Tuesday of this week my Internet went down, and so did my TV connection. Until I opened my balcony door, my apartment was soundless. Once I did open the door, the sounds of the city had changed. They were all muted. The hum of traffic and overhead wires were subdued and the nearby thumps and rattles of life were muffled. I thought that if this had been Victorian times, it would be similar to the effect of all the horses having stayed in their stables. And yet, this was not actually a transportation shut down. It was a communication outage.
Even though I was looking forward to the happenings at the United Nations, I was glad for the silence . . . for a short while. Then I decided to go through remnants of my collection of favorite singers. Most of my friends would have their radio stations on 95.5, the jazz station by now, but I wanted voices.

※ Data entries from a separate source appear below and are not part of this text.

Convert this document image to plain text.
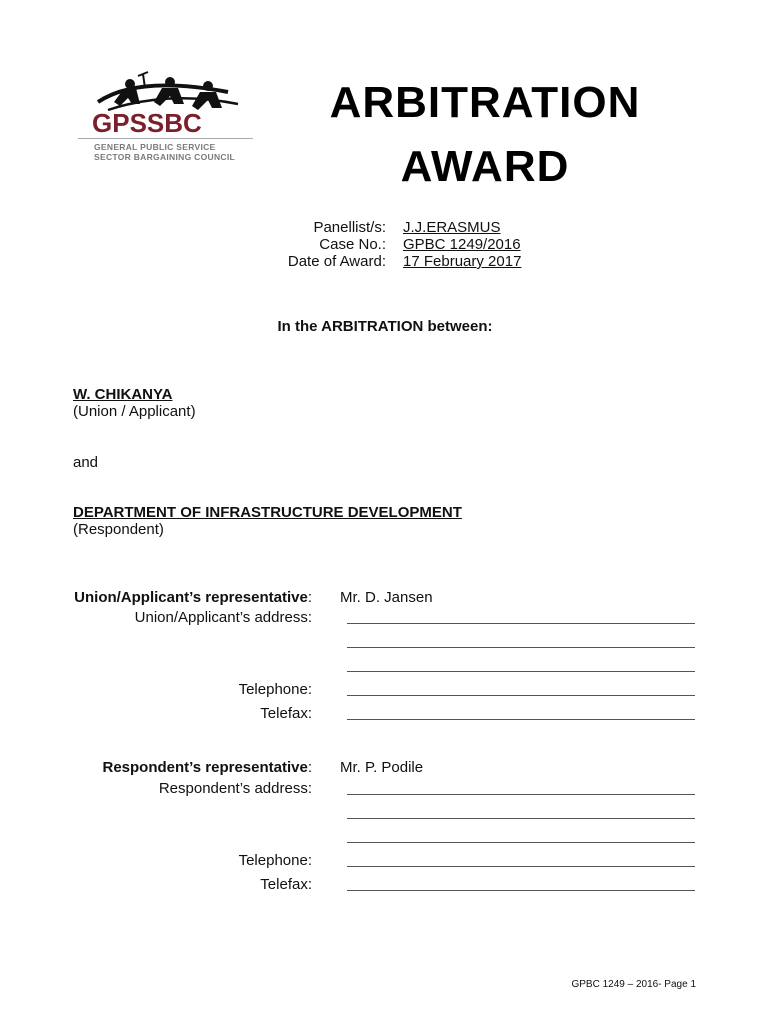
GPSSBC
GENERAL PUBLIC SERVICE
SECTOR BARGAINING COUNCIL
ARBITRATION
AWARD
Panellist/s: J.J.ERASMUS
Case No.: GPBC 1249/2016
Date of Award: 17 February 2017
In the ARBITRATION between:
W. CHIKANYA
(Union / Applicant)
and
DEPARTMENT OF INFRASTRUCTURE DEVELOPMENT
(Respondent)
Union/Applicant’s representative: Mr. D. Jansen
Union/Applicant’s address:
Telephone:
Telefax:
Respondent’s representative: Mr. P. Podile
Respondent’s address:
Telephone:
Telefax:
GPBC 1249 – 2016- Page 1
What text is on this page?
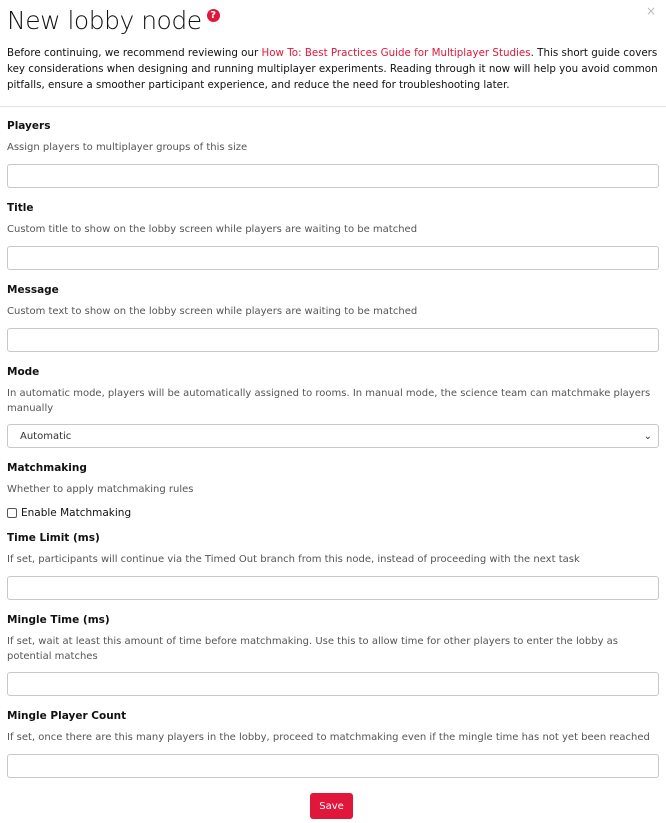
New lobby node ?	×

Before continuing, we recommend reviewing our How To: Best Practices Guide for Multiplayer Studies. This short guide covers key considerations when designing and running multiplayer experiments. Reading through it now will help you avoid common pitfalls, ensure a smoother participant experience, and reduce the need for troubleshooting later.

Players
Assign players to multiplayer groups of this size
Title
Custom title to show on the lobby screen while players are waiting to be matched
Message
Custom text to show on the lobby screen while players are waiting to be matched
Mode
In automatic mode, players will be automatically assigned to rooms. In manual mode, the science team can matchmake players manually
Automatic	⌄
Matchmaking
Whether to apply matchmaking rules
Enable Matchmaking
Time Limit (ms)
If set, participants will continue via the Timed Out branch from this node, instead of proceeding with the next task
Mingle Time (ms)
If set, wait at least this amount of time before matchmaking. Use this to allow time for other players to enter the lobby as potential matches
Mingle Player Count
If set, once there are this many players in the lobby, proceed to matchmaking even if the mingle time has not yet been reached
Save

I had very little left of the voices of the 60’s and 70’s, so I played everything from Nat King Cole to Andrea Bocelli. The only songs I played over and over were those of Barbra Streisand. I decided that if I had to settle for one singer on that mythical, and probably crowded, desert island, it would be Barbra Streisand.
Streisand sings every song as if she had written it, and it becomes not just a story, but an adventure of emotions with every note and nuance effortless and exactly as it is meant to be as she sings it and you feel it. Unlike the charming Beatles, (exuberant with young manhood who really wanted to hold more than your hand in most of their songs), each of her songs is different and range from “Free Again,” (my favorite) to “Sam, you made the pants too long.”
I was surprised to discover that she dedicated the album “Higher Ground” to Virginia Kelly, President Clinton’s mother who died in 1994, and whom she described as a “professional spitfire and precious friend” who was “unafraid to show unconditional love, kindness and appreciation to everyone she met.”
This week I spent some precious and too little time with two women who are like Virginia Kelly, and I might add, generous to a fault. Joann and Pat are friends of my neighbor and mutual friend, Doug, and they came to Costa Rica for a week, visiting many of the sights and pleasures of the country they had missed on their other visits. They both are older than I but with much more energy. They went on more excursions in a week than I could handle in a month. They truly demonstrate that age is just a number.
The two have been friends for many years, good friends. Both are widows and live in the same town in Florida, and they share their evening meals most nights of the week. They say they eat more healthily and enjoy a glass of wine when they share a meal, besides they both are good cooks. They also enjoy playing games, like Scrabble and cards. (“Playing” and “games” are two words that should never be dropped from our vocabularies, or our lives, no matter how old we are.)
Interestingly, following the communication shutdown, one day I awoke to a fogged in San José. Maybe it was Victorian times, and I was in London Town after all. The fog lasted most of the day and into the evening. I was suspended in a cloud and could not see the stadium a few streets away or even the houses across the street. I could hear the roar of the crowd in the stadium in the evening. They obviously were not going to miss a fútbolgame because of a little weather.
It has been an interesting week. First, cut off from communication with the outside world and then visually isolated from it. It was as if I were indeed, temporarily, on a desert island.